Session: 652. Multiple Myeloma: Clinical and Epidemiological: Poster III
Hematology Disease Topics & Pathways:
Research, Clinical Research, Plasma Cell Disorders, Diseases, real-world evidence, Lymphoid Malignancies
We evaluated if a similar quantification of CPCs could add prognostic value to the R2-ISS classification of 279 consecutive NDMM patients treated in our center from 2017 to 2022. Those patients with R2-ISS stage II and stage III disease were re-classified according to the CPCs numbers ≥0.05% (CPC high) or<0.05% (CPC low) for the purposes of this study.

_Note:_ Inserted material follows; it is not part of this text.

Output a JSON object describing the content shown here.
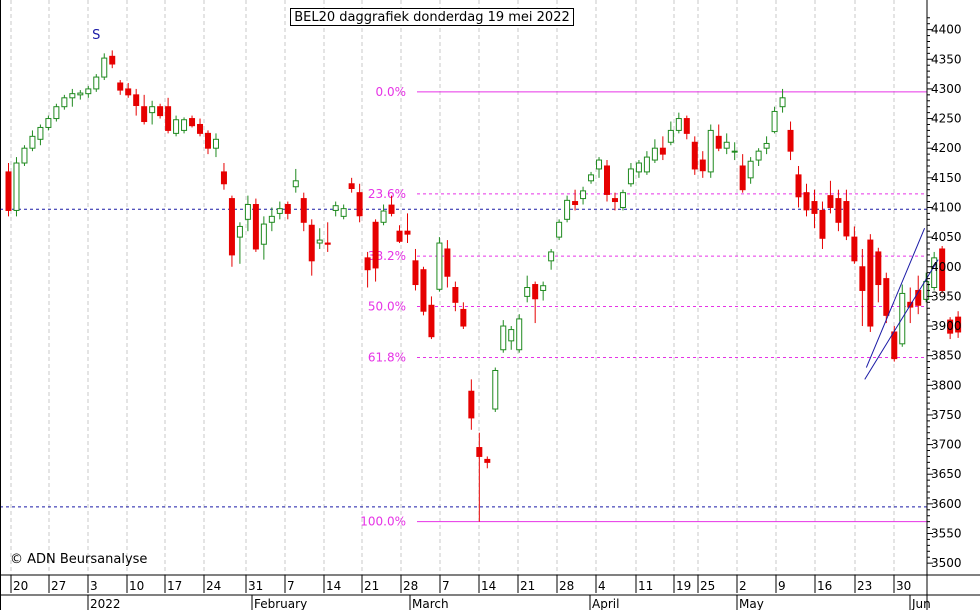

The median progression free survival (PFS) for patients were as follows: not reached (R2-ISS I), 43 months (R2-ISS II with CPC low),24 months(R2-ISS II with CPC high), 23 months (R2-ISS III with CPC low),12 months (R2-ISS III with CPC high) and 14 months (R2-ISS IV). The median overall survival (OS) for patients were as follows: not reached (R2-ISS I, R2-ISS II with CPC low, R2-ISS II with CPC high and R2-ISS III with CPC low) , 46 months (R2-ISS III with CPC high) and 32 months (R2-ISS IV).
Finally, ≥ 0.05% CPCs retained its adverse prognostic significance in a multivariable model for PFS and OS. Hence, quantifying CPCs by MFC can potentially enhance the R2-ISS classification of a subset of NDMM patients with stage II and III disease by identifying those patients with a worse than expected survival outcome.
Disclosures: No relevant conflicts of interest to declare.